Hacker News is outraged. Coinbase did in any hope of hiring competent non-hodlers.

Here’s what Blotto_Otter on Something Awful wrote: 

“When I read stuff like this, all I can think about is when I started in public accounting right in the middle of the 2007/2008 crash, and out of all the unpleasant stuff most accounting firms did during that time — layoffs, hiring freezes, salary freezes and cuts, benefit cuts — the one thing they did not do was revoke job offers from people who had already accepted offers. They did everything but that because they understood that that is the one thing that will make your name mud when it comes to recruiting new hires in the future.”

Also, Coinbase could potentially get sued for reneging on job offers, if it extended a no-caveat offer and the would-be employee can prove they suffered losses.
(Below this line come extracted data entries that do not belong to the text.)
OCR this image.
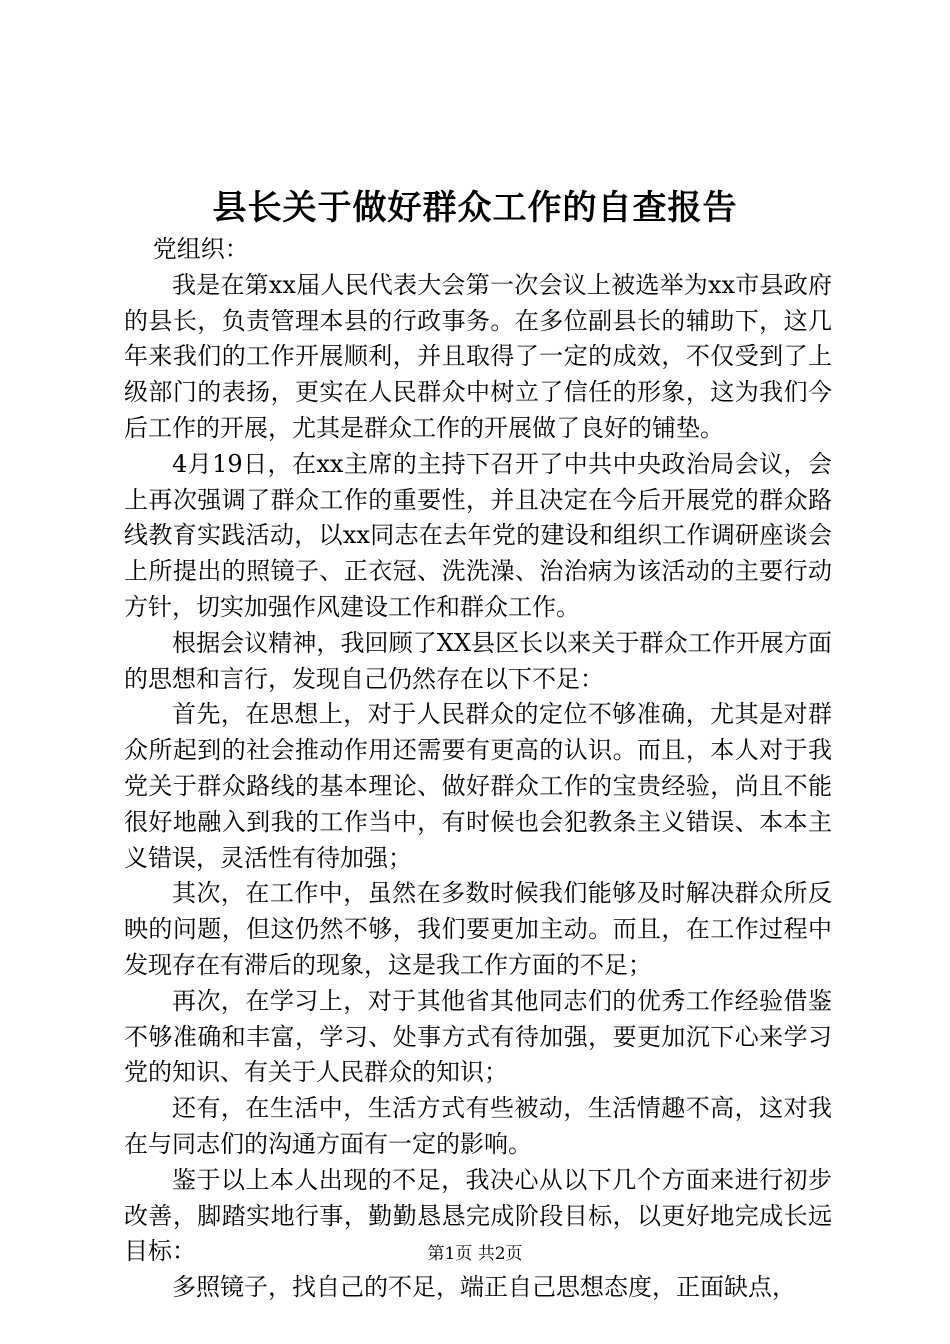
县长关于做好群众工作的自查报告

党组织：

我是在第xx届人民代表大会第一次会议上被选举为xx市县政府的县长，负责管理本县的行政事务。在多位副县长的辅助下，这几年来我们的工作开展顺利，并且取得了一定的成效，不仅受到了上级部门的表扬，更实在人民群众中树立了信任的形象，这为我们今后工作的开展，尤其是群众工作的开展做了良好的铺垫。

4月19日，在xx主席的主持下召开了中共中央政治局会议，会上再次强调了群众工作的重要性，并且决定在今后开展党的群众路线教育实践活动，以xx同志在去年党的建设和组织工作调研座谈会上所提出的照镜子、正衣冠、洗洗澡、治治病为该活动的主要行动方针，切实加强作风建设工作和群众工作。

根据会议精神，我回顾了XX县区长以来关于群众工作开展方面的思想和言行，发现自己仍然存在以下不足：

首先，在思想上，对于人民群众的定位不够准确，尤其是对群众所起到的社会推动作用还需要有更高的认识。而且，本人对于我党关于群众路线的基本理论、做好群众工作的宝贵经验，尚且不能很好地融入到我的工作当中，有时候也会犯教条主义错误、本本主义错误，灵活性有待加强；

其次，在工作中，虽然在多数时候我们能够及时解决群众所反映的问题，但这仍然不够，我们要更加主动。而且，在工作过程中发现存在有滞后的现象，这是我工作方面的不足；

再次，在学习上，对于其他省其他同志们的优秀工作经验借鉴不够准确和丰富，学习、处事方式有待加强，要更加沉下心来学习党的知识、有关于人民群众的知识；

还有，在生活中，生活方式有些被动，生活情趣不高，这对我在与同志们的沟通方面有一定的影响。

鉴于以上本人出现的不足，我决心从以下几个方面来进行初步改善，脚踏实地行事，勤勤恳恳完成阶段目标，以更好地完成长远目标：

多照镜子，找自己的不足，端正自己思想态度，正面缺点，

第1页 共2页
National Law Review wrote about this in 2019.

In its blog post, Coinbase said it was extending its severance policy to individuals it offered jobs and would notify them by email. Blind posted a copy of the rescind email, along with another email Coinbase sent to new hires two weeks ago telling them it would not rescind job offers. What’s next? Layoffs?

It’s just a shame Coinbase doesn’t put its job offers on the blockchain.